Ottawa — Le gouvernement fédéral a rendu publics hier les amendements qu'il entend apporter à la Loi canadienne sur les sociétés par actions (LCSA), s'inspirant en bonne partie des dispositions de la loi Sarbanes-Oxley adoptée aux États-Unis en juillet 2002.

Ces propositions du gouvernement concernent principalement le rôle et la composition des conseils d'administration, l'indépendance des vérificateurs ainsi que la divulgation de l'information financière.

La loi Sarbanes-Oxley, adoptée dans la foulée de scandales impliquant de grandes entreprises américaines telles que Enron et WorldCom, visait notamment à accroître le niveau de responsabilité des dirigeants.

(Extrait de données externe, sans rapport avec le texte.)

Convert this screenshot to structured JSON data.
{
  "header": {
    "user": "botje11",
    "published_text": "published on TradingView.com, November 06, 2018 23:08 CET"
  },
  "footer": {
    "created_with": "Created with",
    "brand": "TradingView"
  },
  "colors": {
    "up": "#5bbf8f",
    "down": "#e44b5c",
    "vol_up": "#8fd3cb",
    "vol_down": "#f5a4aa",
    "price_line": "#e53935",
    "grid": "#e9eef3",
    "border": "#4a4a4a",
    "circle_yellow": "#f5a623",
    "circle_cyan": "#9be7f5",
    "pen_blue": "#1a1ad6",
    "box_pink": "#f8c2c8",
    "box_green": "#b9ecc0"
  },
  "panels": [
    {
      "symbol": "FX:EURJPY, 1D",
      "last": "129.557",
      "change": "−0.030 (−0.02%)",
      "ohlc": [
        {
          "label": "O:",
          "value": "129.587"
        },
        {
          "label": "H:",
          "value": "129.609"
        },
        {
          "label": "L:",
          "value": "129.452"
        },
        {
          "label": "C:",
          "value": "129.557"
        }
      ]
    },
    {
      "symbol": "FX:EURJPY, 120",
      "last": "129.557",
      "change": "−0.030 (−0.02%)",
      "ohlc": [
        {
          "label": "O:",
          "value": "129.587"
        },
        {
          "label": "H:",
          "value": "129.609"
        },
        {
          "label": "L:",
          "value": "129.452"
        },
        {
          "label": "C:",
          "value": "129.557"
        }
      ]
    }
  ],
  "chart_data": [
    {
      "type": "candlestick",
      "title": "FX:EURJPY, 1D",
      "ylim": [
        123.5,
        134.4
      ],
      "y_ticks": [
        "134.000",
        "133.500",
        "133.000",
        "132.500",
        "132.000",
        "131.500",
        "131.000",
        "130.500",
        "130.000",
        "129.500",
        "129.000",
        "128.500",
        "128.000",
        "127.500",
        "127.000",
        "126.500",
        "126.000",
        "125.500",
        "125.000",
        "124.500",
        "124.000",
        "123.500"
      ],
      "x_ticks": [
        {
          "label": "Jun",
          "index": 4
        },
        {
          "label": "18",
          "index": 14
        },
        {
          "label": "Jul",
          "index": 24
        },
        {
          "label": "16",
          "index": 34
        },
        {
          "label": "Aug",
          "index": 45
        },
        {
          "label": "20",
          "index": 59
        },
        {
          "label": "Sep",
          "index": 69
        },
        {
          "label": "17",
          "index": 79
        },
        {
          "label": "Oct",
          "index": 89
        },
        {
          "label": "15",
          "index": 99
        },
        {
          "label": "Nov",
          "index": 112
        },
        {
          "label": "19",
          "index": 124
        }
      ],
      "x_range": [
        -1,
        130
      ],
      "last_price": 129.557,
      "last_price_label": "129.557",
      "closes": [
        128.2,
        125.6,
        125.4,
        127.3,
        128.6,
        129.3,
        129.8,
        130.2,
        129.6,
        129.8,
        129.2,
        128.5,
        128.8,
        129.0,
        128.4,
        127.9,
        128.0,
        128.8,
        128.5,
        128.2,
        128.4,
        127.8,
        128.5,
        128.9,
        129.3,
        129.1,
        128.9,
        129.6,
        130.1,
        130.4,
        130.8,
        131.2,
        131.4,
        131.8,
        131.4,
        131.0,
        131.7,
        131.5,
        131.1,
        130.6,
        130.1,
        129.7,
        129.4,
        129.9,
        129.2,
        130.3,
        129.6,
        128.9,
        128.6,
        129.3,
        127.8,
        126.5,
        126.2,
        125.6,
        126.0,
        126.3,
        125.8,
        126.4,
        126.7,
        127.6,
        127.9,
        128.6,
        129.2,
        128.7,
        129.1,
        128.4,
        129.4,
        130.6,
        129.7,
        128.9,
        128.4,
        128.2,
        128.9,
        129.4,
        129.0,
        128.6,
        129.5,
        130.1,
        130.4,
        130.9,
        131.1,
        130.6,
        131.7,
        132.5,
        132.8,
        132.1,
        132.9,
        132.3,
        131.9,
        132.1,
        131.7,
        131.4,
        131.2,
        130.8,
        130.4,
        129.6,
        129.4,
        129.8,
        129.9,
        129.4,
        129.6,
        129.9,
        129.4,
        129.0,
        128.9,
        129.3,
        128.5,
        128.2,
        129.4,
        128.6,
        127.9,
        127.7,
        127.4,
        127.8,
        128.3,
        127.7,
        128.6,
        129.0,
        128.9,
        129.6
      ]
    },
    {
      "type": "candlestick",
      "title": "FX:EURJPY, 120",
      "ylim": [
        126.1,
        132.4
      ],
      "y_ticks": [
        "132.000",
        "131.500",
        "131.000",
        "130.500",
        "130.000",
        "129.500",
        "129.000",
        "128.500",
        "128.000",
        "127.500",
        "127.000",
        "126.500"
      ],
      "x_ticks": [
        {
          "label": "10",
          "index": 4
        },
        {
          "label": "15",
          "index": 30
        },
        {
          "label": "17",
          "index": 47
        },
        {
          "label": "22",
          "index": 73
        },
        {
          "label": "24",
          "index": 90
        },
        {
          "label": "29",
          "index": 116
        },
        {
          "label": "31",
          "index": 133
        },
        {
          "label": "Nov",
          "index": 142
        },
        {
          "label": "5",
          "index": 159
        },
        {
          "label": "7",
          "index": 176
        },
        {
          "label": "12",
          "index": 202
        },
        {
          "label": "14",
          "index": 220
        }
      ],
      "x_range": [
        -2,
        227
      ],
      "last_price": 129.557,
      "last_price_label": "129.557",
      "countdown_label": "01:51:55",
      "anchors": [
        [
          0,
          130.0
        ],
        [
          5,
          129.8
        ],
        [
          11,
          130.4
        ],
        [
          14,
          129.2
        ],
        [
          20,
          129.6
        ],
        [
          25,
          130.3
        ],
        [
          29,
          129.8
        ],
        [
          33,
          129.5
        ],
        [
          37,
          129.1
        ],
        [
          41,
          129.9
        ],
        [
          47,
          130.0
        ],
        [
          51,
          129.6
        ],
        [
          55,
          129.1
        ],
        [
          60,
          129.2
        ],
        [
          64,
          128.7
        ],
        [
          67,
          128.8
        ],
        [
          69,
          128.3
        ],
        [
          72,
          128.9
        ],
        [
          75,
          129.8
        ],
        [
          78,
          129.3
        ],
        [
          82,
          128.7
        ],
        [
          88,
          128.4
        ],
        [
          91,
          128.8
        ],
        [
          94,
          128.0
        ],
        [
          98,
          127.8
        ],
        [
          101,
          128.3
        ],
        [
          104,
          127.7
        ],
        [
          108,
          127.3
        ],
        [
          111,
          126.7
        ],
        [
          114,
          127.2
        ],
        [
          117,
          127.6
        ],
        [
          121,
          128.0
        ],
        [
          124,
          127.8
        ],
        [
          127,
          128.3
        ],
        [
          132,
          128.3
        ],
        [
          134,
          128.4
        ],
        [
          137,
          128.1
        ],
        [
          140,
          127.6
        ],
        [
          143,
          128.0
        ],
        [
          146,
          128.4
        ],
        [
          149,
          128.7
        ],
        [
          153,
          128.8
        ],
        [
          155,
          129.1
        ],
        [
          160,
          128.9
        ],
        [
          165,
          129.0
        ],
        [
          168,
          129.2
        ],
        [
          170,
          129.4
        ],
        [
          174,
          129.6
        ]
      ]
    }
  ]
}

Le gouvernement fédéral va dans le même sens que les autorités américaines, en proposant d'exiger la certification des résultats financiers d'une entreprise par son chef de la direction ainsi que son directeur financier. Présentement, la LCSA n'exige pas de façon explicite l'attestation des états financiers. Ottawa veut également qu'une majorité des membres du conseil d'administration d'une société soient indépendants, c'est-à-dire qu'ils n'aient aucun lien avec l'entreprise ou l'une de ses filiales (à l'exception du fait qu'ils soient membres de son conseil). La LCSA ne spécifie par les critères relatifs à l'indépendance des administrateurs. En ce qui concerne le comité de vérification d'une entreprise, le gouvernement fédéral veut faire en sorte que tous ses membres soient indépendants, comme c'est maintenant le cas aux États-Unis. Le gouvernement veut aussi que les membres du comité chargés de se prononcer sur la rémunération des dirigeants soient tous indépendants.

D'autre part, Ottawa propose que les fonctions de chef de la direction et de président du conseil d'administration soient séparées, afin de garantir l'indépendance du conseil.